In order to compare possible conformations of murein and pseudomurein from Methanobacterium thermoautotrophicum with one another (especially with respect to the peptide moiety), X-ray diffraction data, density measurements, and conformational energy calculations were used. All results obtained indicated a similar certain layer-like arrangement and similar ringshaped peptide backbone conformations, thus pointing to similar construction principles for the two polymers.

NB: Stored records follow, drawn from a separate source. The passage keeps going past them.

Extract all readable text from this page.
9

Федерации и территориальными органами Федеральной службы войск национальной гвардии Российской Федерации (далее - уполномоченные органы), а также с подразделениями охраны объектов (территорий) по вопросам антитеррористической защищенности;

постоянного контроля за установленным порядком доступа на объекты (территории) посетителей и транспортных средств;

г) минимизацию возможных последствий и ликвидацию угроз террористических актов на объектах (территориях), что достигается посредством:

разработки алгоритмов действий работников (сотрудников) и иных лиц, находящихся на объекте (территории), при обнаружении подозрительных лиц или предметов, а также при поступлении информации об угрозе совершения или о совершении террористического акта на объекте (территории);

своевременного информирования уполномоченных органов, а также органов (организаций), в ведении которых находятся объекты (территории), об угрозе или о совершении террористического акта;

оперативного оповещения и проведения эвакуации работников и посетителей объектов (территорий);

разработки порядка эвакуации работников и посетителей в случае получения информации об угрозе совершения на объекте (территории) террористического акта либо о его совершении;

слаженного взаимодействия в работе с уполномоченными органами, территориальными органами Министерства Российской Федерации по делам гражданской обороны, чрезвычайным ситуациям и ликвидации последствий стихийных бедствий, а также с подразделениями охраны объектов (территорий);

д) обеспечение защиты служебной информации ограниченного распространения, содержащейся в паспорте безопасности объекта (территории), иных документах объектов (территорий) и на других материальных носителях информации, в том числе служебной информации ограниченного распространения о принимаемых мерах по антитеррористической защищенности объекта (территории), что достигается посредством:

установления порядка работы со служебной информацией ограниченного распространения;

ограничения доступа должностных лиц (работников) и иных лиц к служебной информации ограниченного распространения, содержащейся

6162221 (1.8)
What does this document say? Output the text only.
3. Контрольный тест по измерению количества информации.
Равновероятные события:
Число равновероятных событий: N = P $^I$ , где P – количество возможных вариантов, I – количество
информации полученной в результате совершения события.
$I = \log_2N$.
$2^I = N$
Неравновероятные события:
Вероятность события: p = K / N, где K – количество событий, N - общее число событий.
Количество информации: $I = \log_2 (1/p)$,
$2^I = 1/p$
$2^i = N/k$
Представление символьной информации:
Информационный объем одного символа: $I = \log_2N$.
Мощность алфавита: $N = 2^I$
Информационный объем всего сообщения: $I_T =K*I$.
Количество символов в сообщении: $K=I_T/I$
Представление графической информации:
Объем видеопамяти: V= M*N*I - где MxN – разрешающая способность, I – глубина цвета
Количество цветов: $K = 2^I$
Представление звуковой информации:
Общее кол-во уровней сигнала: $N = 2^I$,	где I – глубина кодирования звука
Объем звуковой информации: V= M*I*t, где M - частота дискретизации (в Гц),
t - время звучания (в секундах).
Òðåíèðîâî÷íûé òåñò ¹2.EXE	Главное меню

A novel, “hidden” penicillin-induced death of staphylococci at high drug concentration, occurring earlier than murosome-mediated killing processes

In log-phase cells of staphylococci, cultivated under high, “non-lytic” concentrations of penicillin G, there occurred a novel killing process hitherto hidden behind seemingly bacteriostatic effects. Two events are essential for the apprearance of this “hidden death”: (i) the failure of the dividing cell to deposit enough fibrillar cross-wall material to be welded together, and (ii) a premature ripping up of incomplete cross walls along their splitting system. “Hidden death” started as early as 10–15 min after drug addition, already during the first division cycle. It was the consequence of a loss of cytoplasmic constituents which erupted through peripheral slit-like openings in the incomplete cross walls. The loss resulted either in more or less empty cells or in cell shrinkage. These destructions could be prevented by raising the external osmotic pressure. In contrast, the conventional “non-hidden death” occurred only much later and exclusively during the second division cycle and mainly in those dividing cells, whose nascent cross walls of the first division plane had been welded together. These welding processes at nascent cross walls, resulting in tough connecting bridges between presumptive individual cells, were considered as a morphogenetic tool which protects the cells, so that they can resist the otherwise fatal penicillin-induced damages for at least an additional generation time (“morphogenetic resistance system”). Such welded cells, in the virtual absence of underlying cross-wall material, lost cytoplasm and were killed via ejection through pore-like wall openings or via explosions in the second division plane and after liberation of their murosomes, as it was the case in the presence of low, “lytic” concentrations of penicillin. Bacteriolysis did not cause any of the hitherto known penicillin-induced killing processes.